If you’ve read my blog for very long, you’ll know I’m a huge fan of Fringe. It is one of the best shows on TV, full of great characters and thought-provoking plots. Episode 2 of this year, One Night in October (click link to watch for free while it’s still available), had everything I love about this show.
For those who don’t watch Fringe, here’s the set-up: imagine there is an alternate universe, a place where we exist but have made different choices leading to different outcomes and consequences. And what if you could cross from our universe into this alternate reality? That is exactly what scientist Walter Bishop did 20 years ago after his son dies of a rare genetic disease. His goal? To bring his son’s counterpart back with him so he can cure him of the same disease. Only after he’s cured, Noble can’t bear to take him back. And thus begins a cascade of consequences that lead to a near war with the Other Side and some very strange “Fringe” events.
In this episode, the Other Side asks for help from our side. They are hunting for a serial killer and hope that our version, who is a serial killer expert who often aids the police, can help. I won’t spoil the rest story for those who may want to watch it or read this synopsis, but it is a great tale of the impact we make in the lives of others.

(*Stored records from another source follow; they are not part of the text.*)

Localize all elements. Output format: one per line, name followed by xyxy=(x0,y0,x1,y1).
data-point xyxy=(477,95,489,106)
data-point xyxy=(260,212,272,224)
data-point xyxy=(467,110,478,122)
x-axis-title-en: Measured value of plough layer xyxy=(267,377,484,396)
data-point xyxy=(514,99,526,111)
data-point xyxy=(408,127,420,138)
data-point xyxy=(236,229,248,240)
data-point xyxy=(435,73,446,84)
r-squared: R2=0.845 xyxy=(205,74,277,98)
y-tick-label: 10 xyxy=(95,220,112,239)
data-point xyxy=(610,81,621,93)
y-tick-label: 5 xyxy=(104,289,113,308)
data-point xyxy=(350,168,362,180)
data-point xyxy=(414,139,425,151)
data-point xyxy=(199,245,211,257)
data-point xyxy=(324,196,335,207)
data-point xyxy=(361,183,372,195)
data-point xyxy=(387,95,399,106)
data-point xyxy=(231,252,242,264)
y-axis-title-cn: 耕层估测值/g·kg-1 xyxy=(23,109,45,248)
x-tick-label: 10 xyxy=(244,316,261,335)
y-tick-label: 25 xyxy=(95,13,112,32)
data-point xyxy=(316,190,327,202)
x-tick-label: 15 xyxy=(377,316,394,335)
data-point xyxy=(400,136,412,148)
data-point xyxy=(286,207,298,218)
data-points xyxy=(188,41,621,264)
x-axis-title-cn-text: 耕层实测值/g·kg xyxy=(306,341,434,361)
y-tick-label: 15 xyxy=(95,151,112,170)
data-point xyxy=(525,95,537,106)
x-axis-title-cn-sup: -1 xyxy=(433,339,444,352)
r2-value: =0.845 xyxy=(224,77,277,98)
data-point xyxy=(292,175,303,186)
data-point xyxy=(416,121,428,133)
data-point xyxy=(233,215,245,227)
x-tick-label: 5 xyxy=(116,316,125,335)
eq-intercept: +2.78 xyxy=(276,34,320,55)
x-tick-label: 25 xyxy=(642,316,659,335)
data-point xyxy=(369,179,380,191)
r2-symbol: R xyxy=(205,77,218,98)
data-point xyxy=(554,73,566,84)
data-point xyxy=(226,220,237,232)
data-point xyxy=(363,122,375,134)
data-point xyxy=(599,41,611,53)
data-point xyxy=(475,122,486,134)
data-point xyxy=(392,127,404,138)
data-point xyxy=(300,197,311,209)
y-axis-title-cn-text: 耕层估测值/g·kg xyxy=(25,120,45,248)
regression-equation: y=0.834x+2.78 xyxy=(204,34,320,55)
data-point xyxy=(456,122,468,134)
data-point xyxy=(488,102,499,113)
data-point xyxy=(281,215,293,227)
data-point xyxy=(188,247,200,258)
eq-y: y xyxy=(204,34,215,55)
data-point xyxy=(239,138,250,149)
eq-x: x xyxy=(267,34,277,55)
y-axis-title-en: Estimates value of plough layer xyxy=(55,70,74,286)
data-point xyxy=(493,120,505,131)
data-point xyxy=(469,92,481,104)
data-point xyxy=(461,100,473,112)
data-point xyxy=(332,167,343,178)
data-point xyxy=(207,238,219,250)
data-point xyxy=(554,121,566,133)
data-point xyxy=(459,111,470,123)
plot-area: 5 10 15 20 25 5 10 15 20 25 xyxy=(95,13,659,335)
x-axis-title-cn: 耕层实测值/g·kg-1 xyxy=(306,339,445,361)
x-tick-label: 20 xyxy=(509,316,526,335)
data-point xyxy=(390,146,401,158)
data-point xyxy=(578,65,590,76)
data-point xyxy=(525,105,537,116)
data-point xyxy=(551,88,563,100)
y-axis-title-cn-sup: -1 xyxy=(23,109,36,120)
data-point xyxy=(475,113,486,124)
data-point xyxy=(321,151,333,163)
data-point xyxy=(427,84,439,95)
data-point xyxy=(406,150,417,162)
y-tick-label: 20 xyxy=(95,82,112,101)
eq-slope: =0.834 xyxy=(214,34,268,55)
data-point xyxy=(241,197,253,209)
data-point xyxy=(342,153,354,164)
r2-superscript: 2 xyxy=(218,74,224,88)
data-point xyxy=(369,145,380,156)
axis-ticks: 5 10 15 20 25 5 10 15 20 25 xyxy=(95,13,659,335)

The difference between a serial killer and a serial killer expert, we learn, was one kind woman who loved an abused young boy unconditionally. In one universe she crossed paths with the youngster on the edge of becoming a monster. In the other reality, she didn’t, the consequences horrific. It’s a dark version of It’s a Wonderful Life, and just as in that speculative fiction classic, it gives us a glimpse in our own hearts and lives of the impact we make on others.
Each of us may be heroes or villains and never know it. And that is the glaring truth we tend to block out with the lie that “it doesn’t matter”. Yet that doesn’t change the fact we each make a difference whether we accept it or not. The catch is that we usually never know our great moments until they are past.
But then again, maybe all our moments are great ones.